Wir fragten auch nach der Empfehlung der Deutschen Strahlen-Schutzkommission. Die SSK hatte Humanstudien zur Erforschung der Wirkung (insbesondere der komplett unerforschten HGÜ-Leitungen) empfohlen. Die Antwort: Es gab auf diese Empfehlung hin keinerlei politische Reaktion und damit auch keinen Auftrag an die Wissenschaft.

Unser Fazit:
Gezielt versucht man nun die Bedenken vieler Bürgerinitiativen zum Thema Gesundheitsvorsorge auszuräumen. Doch wer selbst keine Studie zur Unbedenklichkeit vorweisen kann und politisch dies auch nicht anstrebt (SSK-Anregung), der wirkt wenig glaubhaft und beruhigend, wenn er ständig alle anderen Studien wissenschaftlich zerpflückt und für wenig relevant deklariert.

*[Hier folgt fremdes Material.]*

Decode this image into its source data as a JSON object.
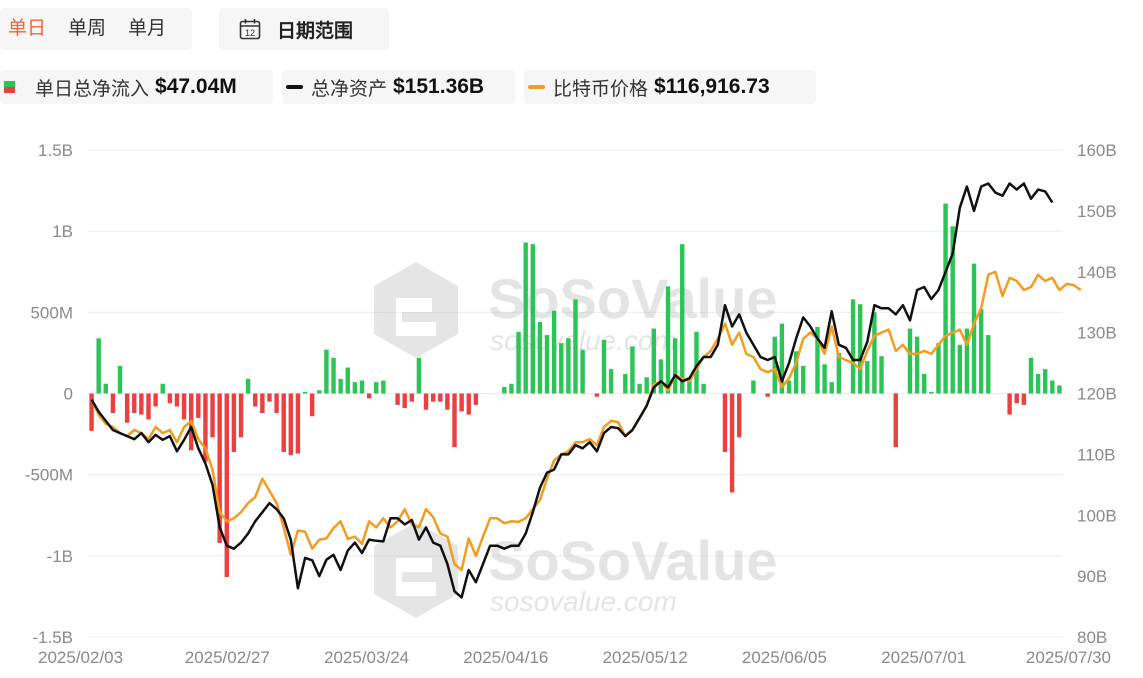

Bürgerdialog Stromnetz betont zwar seine Unabhängigkeit, aber wer glaubt das, wenn jeder Flyer das Logo des Bundesumweltministeriums trägt. Und das man dort und bei den Netzbetreibern und Stromkonzernen den Netzausbau will und braucht, wissen wir ja hinreichend. So beginnt der Veranstaltungsflyer auch mit den Worten: Die Energiewende erfordert einen Um- und Ausbau der Stromnetze! Der Bedarf, insbesondere unter dem Blickwinkel einer Bürgerenergiewende wird weiter nicht diskutiert bzw. unabhängig nachgewiesen.

TenneT:
Als Zuhörer war auch Herr Wagner von TenneT im Saal. Wir nutzten das Treffen und fragten nach:
In der Tat ist TenneT mit den Landkreises der Hamelner Erklärung bereits im Dialog. Unser Landkreis hat diese Erklärung nicht unterzeichnet. Herr Wagner geht davon aus, dass wir frühestens im Sommer (Juni/Juli) mit einer ersten Trassenplanung rechnen dürfen. Die alten Korridor-Unterlagen seien alle gelöscht worden und man warte nun auf die genaue Methodik-Vorgaben. Ob das so stimmt zweifeln wir an. Diese Aussage würde ja bedeuten, TenneT könnte eine komplett neue Grobplanung innerhalb von vier Monaten aufstellen. Viel wahrscheinlicher: Die alte Linien werden modifiziert und an die neuen Erfordernisse und politischen Lager angepasst. Das darf er so natürlich nicht sagen. Auf unseren Hinweis, warum man weiter keine unabhängige Bedarfsfeststellung bei der Politik anstrebe, verwies Wagner lächelnd auf die Gaswirtschaft. Das sagt doch eigentlich alles!